Hi @arturn
You are right in terms of the tf2 error originating outside of rllib. There seems to be some debate on the web on how to solve it (interested users may have a look here) and there appears to be some updates to the Tensorflow installation page as well.
Downgrading to Tensorflow version 2.10 solves the issue though - at least for now.
The reason for me using the Impala algo is that it is asynchronous. My custom environment suffers from that some state transitions are more computational expensive than others and thus slower. Additionally, my cluster setup comprises different types of CPUs with different speeds. Hence, if I was using a synchronous algo like PPO I would have rollout workers sitting idle waiting for the slower ones to finish. As my custom environment is rather slow anyway this would not be very efficient.
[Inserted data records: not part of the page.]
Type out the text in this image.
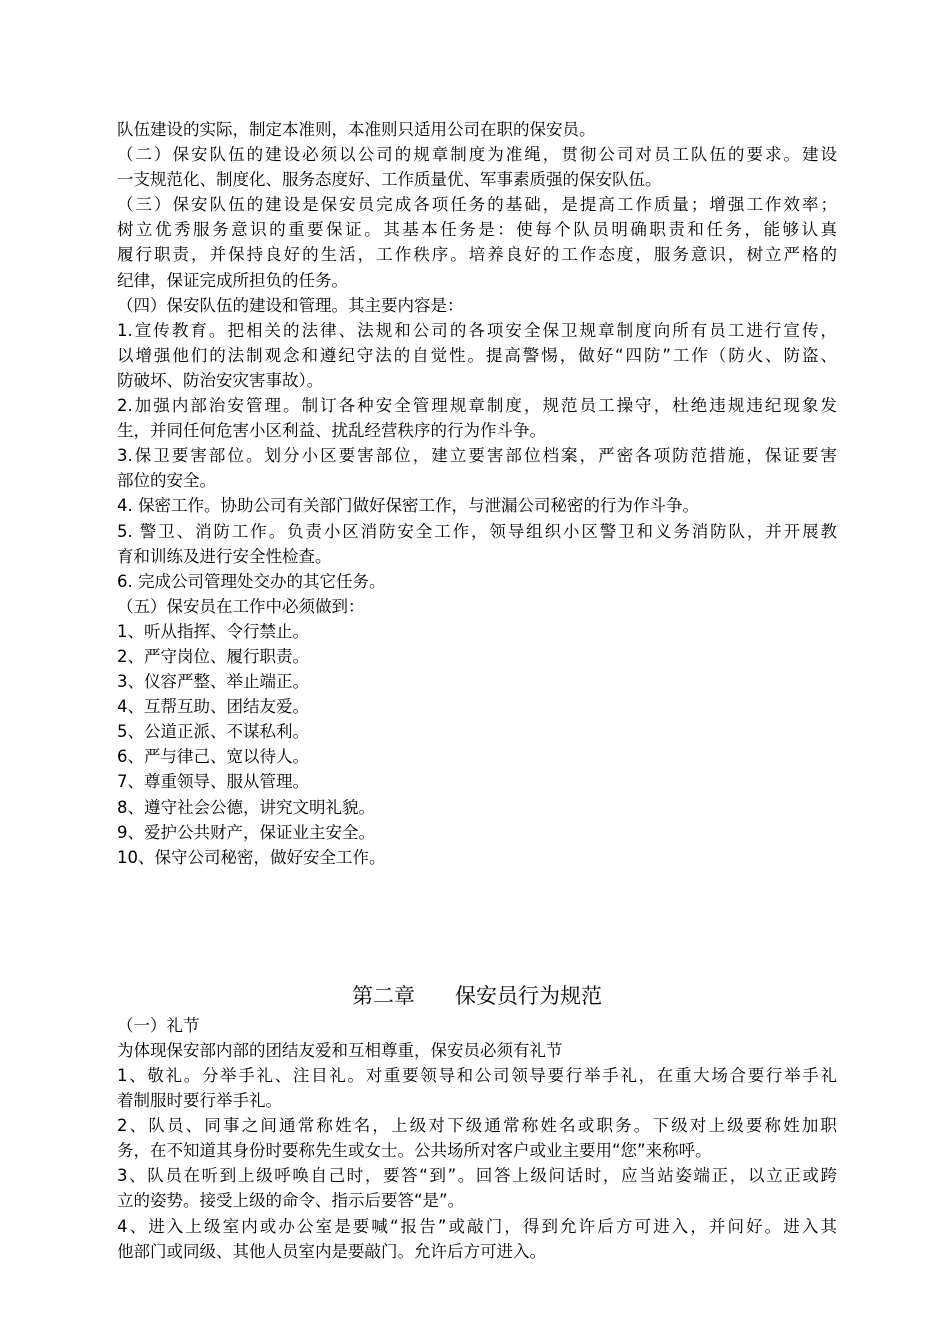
队伍建设的实际，制定本准则，本准则只适用公司在职的保安员。
（二）保安队伍的建设必须以公司的规章制度为准绳，贯彻公司对员工队伍的要求。建设
一支规范化、制度化、服务态度好、工作质量优、军事素质强的保安队伍。
（三）保安队伍的建设是保安员完成各项任务的基础，是提高工作质量；增强工作效率；
树立优秀服务意识的重要保证。其基本任务是：使每个队员明确职责和任务，能够认真
履行职责，并保持良好的生活，工作秩序。培养良好的工作态度，服务意识，树立严格的
纪律，保证完成所担负的任务。
（四）保安队伍的建设和管理。其主要内容是：
1.宣传教育。把相关的法律、法规和公司的各项安全保卫规章制度向所有员工进行宣传，
以增强他们的法制观念和遵纪守法的自觉性。提高警惕，做好“四防”工作（防火、防盗、
防破坏、防治安灾害事故）。
2.加强内部治安管理。制订各种安全管理规章制度，规范员工操守，杜绝违规违纪现象发
生，并同任何危害小区利益、扰乱经营秩序的行为作斗争。
3.保卫要害部位。划分小区要害部位，建立要害部位档案，严密各项防范措施，保证要害
部位的安全。
4. 保密工作。协助公司有关部门做好保密工作，与泄漏公司秘密的行为作斗争。
5. 警卫、消防工作。负责小区消防安全工作，领导组织小区警卫和义务消防队，并开展教
育和训练及进行安全性检查。
6. 完成公司管理处交办的其它任务。
（五）保安员在工作中必须做到：
1、听从指挥、令行禁止。
2、严守岗位、履行职责。
3、仪容严整、举止端正。
4、互帮互助、团结友爱。
5、公道正派、不谋私利。
6、严与律己、宽以待人。
7、尊重领导、服从管理。
8、遵守社会公德，讲究文明礼貌。
9、爱护公共财产，保证业主安全。
10、保守公司秘密，做好安全工作。
第二章      保安员行为规范
（一）礼节
为体现保安部内部的团结友爱和互相尊重，保安员必须有礼节
1、敬礼。分举手礼、注目礼。对重要领导和公司领导要行举手礼，在重大场合要行举手礼
着制服时要行举手礼。
2、队员、同事之间通常称姓名，上级对下级通常称姓名或职务。下级对上级要称姓加职
务，在不知道其身份时要称先生或女士。公共场所对客户或业主要用“您”来称呼。
3、队员在听到上级呼唤自己时，要答“到”。回答上级问话时，应当站姿端正，以立正或跨
立的姿势。接受上级的命令、指示后要答“是”。
4、进入上级室内或办公室是要喊“报告”或敲门，得到允许后方可进入，并问好。进入其
他部门或同级、其他人员室内是要敲门。允许后方可进入。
Normally, I run with 28 workers with 4 envs per worker.
I think the “one worker” issue originates from when I started to investigate this issue when I tried to migrate from Ray 2.1.0 to 2.2.0 and communicated with @sven1977 on this (more details here). Again, the episode_reward_mean etc kept being just .nan and I tried various rollout worker configurations including using only one. In this process I also managed to “harass” the Impala algo enough to get the learner queue empty error. But that is not whats happening here. Nevertheless, I still think these issues are related as my custom environment runs fine in Ray 2.1.0.
I have just been running the reproduction code that I provided a link to above after downgrading Tensorflow to 2.10 in Ray 2.3.1. It runs fine but episode_reward_mean etc. should start to show around 12k time steps but again they don’t - although the algo resets the environments after termination/truncation which should indicate that the episodes ended. Moreover, Info[“learner”] and info[“learner_queue”] etc appears to me to be running as expected. See sample output below:
So something is clearly going on and learning appears to take place but the RL relevant metrics are not provided.